3-(3,4-メチレンジオキシフェニル)-6-(4-ピリジニル)イミダゾ[1,2-a]ピリジン, 69。
3-ヨード-6-(4-ピリジニル)イミダゾ[1,2-a]ピリジン (0.235 mmol, 75mg), 3,4- メチレンジオキシフェニルボロン酸 (1.0 eq., 0.235 mmol, 39 mg), Na2CO3 (4.0 eq., 0.940 mmol, 100 mg)、および、4:1 DMF/水 (2.5 mL)の混合物を、マイクロ波バイアルに加えた。Ar(g)でバイアルをパージし、その後、トリス(ジベンジリデンアセトン)ジパラジウム (0) (Pd2(dba)3, 0.01 eq., 2.4 μmol, 2.3mg)および トリシクロヘキシルホスフィン (0.03 eq.,7.1 μmol, 2.1 mg)を加えた。反応をAr (g) 下にて130℃で30分間マイクロ波照射し、その後、セライトを通して濾過し、CH2Cl2およびMeOHで洗い流した。真空で濾液を蒸発させ、トルエンを用いて共沸によってDMFを除去した。CH2Cl2/MeOH勾配で溶出するフラッシュ・クロマトグラフィーによって原料を精製し、69を得た(0.121 mmol,38mg)。収率: 51%, 黄色い油。1H NMR (400 MHz, DMSO-d6) δ 8.74 (s, 1H), 8.65 (d, J = 4.7Hz, 2H), 7.81 - 7.73 (m, 4H), 7.70 (dd, J =9.4, 1.7 Hz, 1H), 7.36 (d, J = 1.7 Hz, 1H), 7.22 (dd, J = 8.0, 1.6 Hz, 1H), 7.10 (d, J = 8.0 Hz, 1H), 6.12 (s, 2H). 13CNMR (100 MHz, DMSO-d6) δ 150.23,148.06, 147.35, 144.74, 144.15, 133.15, 125.97, 123.62, 122.98, 122.34, 122.14,122.01, 121.35, 117.80, 109.15, 108.51, 101.39; [M+H]+ = 316.0。

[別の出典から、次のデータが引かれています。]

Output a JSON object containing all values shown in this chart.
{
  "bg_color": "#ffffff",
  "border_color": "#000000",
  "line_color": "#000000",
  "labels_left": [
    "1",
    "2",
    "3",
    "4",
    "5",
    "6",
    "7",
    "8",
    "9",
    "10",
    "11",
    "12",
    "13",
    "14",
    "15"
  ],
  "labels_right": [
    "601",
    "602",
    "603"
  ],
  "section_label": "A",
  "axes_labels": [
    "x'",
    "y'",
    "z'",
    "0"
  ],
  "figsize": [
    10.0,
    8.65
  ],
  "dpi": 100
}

6-(1H-ピラゾール-4-イル)イミダゾ[1,2-a]ピリジン, 70。
6-ブロモイミダゾ[1,2-a]ピリジン (4.06 mmol,800 mg), 1H-ピラゾール-4-イルボロン酸ピナコールエステル(1.0 eq., 4.06 mmol, 829mg), Na2CO3 (4.0 eq., 16.2 mmol, 1.72 g)、および、4:1 DMF/水 (40 mL)の混合物を、マイクロ波バイアルに加えた。Ar(g)でバイアルをパージし、その後、トリス(ジベンジリデンアセトン)ジパラジウム (0) (Pd2(dba)3, 0.01 eq., 0.041 mmol, 38.3 mg) および トリシクロヘキシルホスフィン (0.03 eq.,0.122 mmol, 35.2 mg)を加えた。反応をAr (g) 下にて130℃で30分間マイクロ波照射し、その後、セライトを通して濾過し、CH2Cl2およびMeOHで洗い流した。真空で濾液を蒸発させ、トルエンを用いて共沸によってDMFを除去した。CH2Cl2/MeOH勾配で溶出するフラッシュ・クロマトグラフィーによって原料を精製し、70を得た(3.61 mmol,665 mg)。収率: 89%, 明るい茶色の固体。1H NMR (400 MHz, DMSO-d6) δ 8.91 (t, J = 1.3 Hz, 1H), 8.10 (br. s, 2H), 7.91 (s, 1H), 7.64 -7.54 (m, 3H). 13C NMR (100 MHz, DMSO-d6) δ 143.14, 132.56,124.77, 121.82, 118.42, 117.45, 116.59, 113.27; [M+H]+ = 185.0。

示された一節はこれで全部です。